Distilled Deep-LOB → Low-Latency Slippage Model Playbook

Date: 2026-03-15
Category: research
Audience: small quant teams that want richer slippage forecasts without blowing latency budgets

Why this research matters

Many teams hit the same wall:

Simple models (spread + volatility + participation) are fast but miss microstructure state.
Deep LOB models capture structure better, but inference is often too slow/fragile for live routing decisions.

A practical compromise is a two-speed model stack:

a high-capacity teacher model (offline / nearline),
a compact student model (online, strict latency SLO),
a continuous calibration loop linking both.

This gives better slippage surfaces than naive heuristics while keeping online serving operationally safe.

Core architecture (operator view)

1) Teacher (offline, high capacity)

Use richer microstructure context:

LOB depth tensors (e.g., top 10 levels bid/ask)
order-flow imbalance (OFI)
queue depletion/refill rates
latency path features (decision→send→ack)
regime tags (auction proximity, news windows, spread regime)

Typical outputs (multi-task):

E[IS_bps | state, action]
Q90/Q95(IS_bps | state, action)
fill probability and expected completion time
short-horizon markout

Teacher can be a CNN/LSTM/Transformer family as long as it is causal and evaluated on strict point-in-time data.

2) Student (online, low latency)

Train a lightweight model to mimic teacher outputs + real realized outcomes:

small GBDT / monotonic GAM / compact MLP
feature count capped (e.g., 30–80 engineered features)
inference target: typically sub-millisecond end-to-end, often <100–300µs model time

Student should optimize for stable serving, not leaderboard accuracy.

3) Distillation loop (bridge)

Replay historical sessions and generate teacher labels on action/state grid.
Train student on:
- teacher targets (smooth structure)
- realized execution labels (ground truth discipline)
Calibrate tails (isotonic/quantile recalibration) per liquidity regime.

Label design that actually survives production

Use labels aligned to real decisions:

Child-order IS vs arrival and decision benchmarks
Parent-order cumulative IS
Opportunity cost for unfilled slices
Censoring flags (no-fill, timeout, cancel-replace)

Do not drop censored paths: deleting no-fill branches creates optimistic bias and pushes live behavior toward panic crossing.

Objective stack (recommended)

Instead of a single MSE objective, use a portfolio:

mean loss for central tendency
pinball loss for q90/q95 tails
binary/log-loss for completion within deadline
optional ranking loss for tactic selection (maker-first vs taker-first)

Then derive a control metric for routing:

Score(action) = E[IS] + λ_tail * Q95(IS) + λ_deadline * P(miss_deadline)

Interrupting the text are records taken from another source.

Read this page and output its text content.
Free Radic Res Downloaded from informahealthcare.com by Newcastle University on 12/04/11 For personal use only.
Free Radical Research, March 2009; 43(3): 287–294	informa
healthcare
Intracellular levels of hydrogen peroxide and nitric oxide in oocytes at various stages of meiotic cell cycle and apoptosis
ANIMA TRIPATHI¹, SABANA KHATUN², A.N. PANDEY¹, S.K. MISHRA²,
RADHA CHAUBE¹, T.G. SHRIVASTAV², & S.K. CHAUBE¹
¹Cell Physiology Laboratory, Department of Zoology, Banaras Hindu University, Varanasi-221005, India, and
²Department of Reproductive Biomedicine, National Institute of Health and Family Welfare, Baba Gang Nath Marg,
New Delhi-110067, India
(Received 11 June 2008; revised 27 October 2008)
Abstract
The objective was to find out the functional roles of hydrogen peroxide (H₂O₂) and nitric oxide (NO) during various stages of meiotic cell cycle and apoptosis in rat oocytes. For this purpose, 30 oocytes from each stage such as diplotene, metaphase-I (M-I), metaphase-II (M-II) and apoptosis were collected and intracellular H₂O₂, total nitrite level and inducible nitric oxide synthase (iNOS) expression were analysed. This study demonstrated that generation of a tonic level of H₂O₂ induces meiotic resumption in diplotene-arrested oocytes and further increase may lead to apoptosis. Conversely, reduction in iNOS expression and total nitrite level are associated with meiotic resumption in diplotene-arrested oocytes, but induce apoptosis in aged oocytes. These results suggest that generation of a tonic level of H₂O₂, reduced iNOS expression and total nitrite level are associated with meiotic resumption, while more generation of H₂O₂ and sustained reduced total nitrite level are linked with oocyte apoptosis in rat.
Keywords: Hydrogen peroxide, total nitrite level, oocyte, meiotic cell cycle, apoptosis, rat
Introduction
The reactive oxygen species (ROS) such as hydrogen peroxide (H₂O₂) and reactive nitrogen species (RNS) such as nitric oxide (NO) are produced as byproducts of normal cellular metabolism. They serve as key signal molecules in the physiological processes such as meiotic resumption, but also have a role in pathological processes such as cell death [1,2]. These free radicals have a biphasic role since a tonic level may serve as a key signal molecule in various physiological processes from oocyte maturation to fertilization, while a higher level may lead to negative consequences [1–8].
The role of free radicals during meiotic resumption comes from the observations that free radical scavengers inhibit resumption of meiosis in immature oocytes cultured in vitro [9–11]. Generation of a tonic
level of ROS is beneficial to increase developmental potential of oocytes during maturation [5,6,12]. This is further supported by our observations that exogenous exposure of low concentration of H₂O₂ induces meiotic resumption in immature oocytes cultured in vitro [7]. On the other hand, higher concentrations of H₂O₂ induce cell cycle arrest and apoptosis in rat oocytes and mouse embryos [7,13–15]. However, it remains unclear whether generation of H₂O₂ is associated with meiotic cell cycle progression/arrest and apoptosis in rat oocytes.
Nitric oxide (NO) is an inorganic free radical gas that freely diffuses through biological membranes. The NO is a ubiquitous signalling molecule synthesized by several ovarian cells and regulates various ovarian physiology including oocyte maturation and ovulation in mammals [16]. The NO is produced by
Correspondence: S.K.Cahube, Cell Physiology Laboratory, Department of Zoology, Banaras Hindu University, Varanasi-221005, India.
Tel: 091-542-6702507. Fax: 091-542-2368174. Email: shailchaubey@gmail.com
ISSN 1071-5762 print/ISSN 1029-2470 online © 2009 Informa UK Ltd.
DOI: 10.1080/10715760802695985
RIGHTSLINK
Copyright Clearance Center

Choose action with lowest score under hard risk constraints.

Data contract checklist (non-negotiable)

event-time sequencing preserved (decision, send, ack, fill, cancel)
venue/tactic IDs immutable through pipeline
point-in-time fees/rebates and lot rules
explicit handling of corrections/busts and late prints
deterministic train/eval manifests (data hash + feature hash + code hash)

If these are weak, better architecture will not save the model.

Validation ladder for rollout

Stage A — Offline replay

Gate on:

q50/q90/q95 error for IS
calibration error of tail quantiles
completion and deadline prediction quality
regime robustness (open, lunch lull, close, event windows)

Stage B — Shadow mode (paper routing)

run student live in parallel with current policy
compare predicted vs realized slippage by tactic/venue
monitor drift in feature population and residuals

Stage C — Canary deployment

allocate small notional slice
enforce hard kill-switch thresholds:
- tail slippage breach
- reject/retry storms
- completion floor breach

Promote only after stable behavior across multiple market regimes.

Known failure modes

Teacher overfits a historical microstructure regime
Fix: rolling retrain windows + regime-balanced sampling.
Student too compressed, loses action ranking
Fix: distill pairwise action preference in addition to scalar targets.
Tail underestimation after fee/latency drift
Fix: online residual monitors + periodic tail recalibration.
Feature leakage from non-causal joins
Fix: strict point-in-time feature store and time-travel tests.
Ops complexity explosion
Fix: start with one symbol cluster + one venue class, then expand.

2-week practical build plan

Days 1-3

finalize data contract and label schema
baseline student model from existing features

Days 4-7

train teacher on depth+flow tensors
produce teacher action-surface labels on replay set

Days 8-10

distill into student
add quantile calibration by regime

Days 11-12

shadow deployment + drift dashboard

Days 13-14

small canary with hard rollback rules
freeze v1 runbook and retraining cadence

Bottom line

You do not need to serve a giant deep model directly to benefit from deep microstructure learning.

A teacher-student slippage stack gives a pragmatic path:

rich structure discovery offline,
robust low-latency decisions online,
explicit tail-risk control for live capital.

For small teams, this is often the highest signal-per-operational-risk route.

References (starting points)

Cont, Kukanov, Stoikov — The Price Impact of Order Book Events (JFEc 2014)
https://arxiv.org/abs/1011.6402
Taranto et al. — Linear models for the impact of order flow on prices I (2016)
https://arxiv.org/abs/1602.02735
Zhang, Zohren, Roberts — DeepLOB (IEEE TSP 2019)
https://arxiv.org/abs/1808.03668
Bodor et al. — Deep Learning Meets Queue-Reactive (2025)
https://arxiv.org/abs/2501.08822
Benzaquen, Eisler, Bouchaud — Trading Lightly: Cross-Impact and Optimal Portfolio Execution
https://ar5iv.labs.arxiv.org/html/1702.03838
Donier, Bonart et al. — A million metaorder analysis of market impact on Bitcoin
https://ar5iv.labs.arxiv.org/html/1412.4503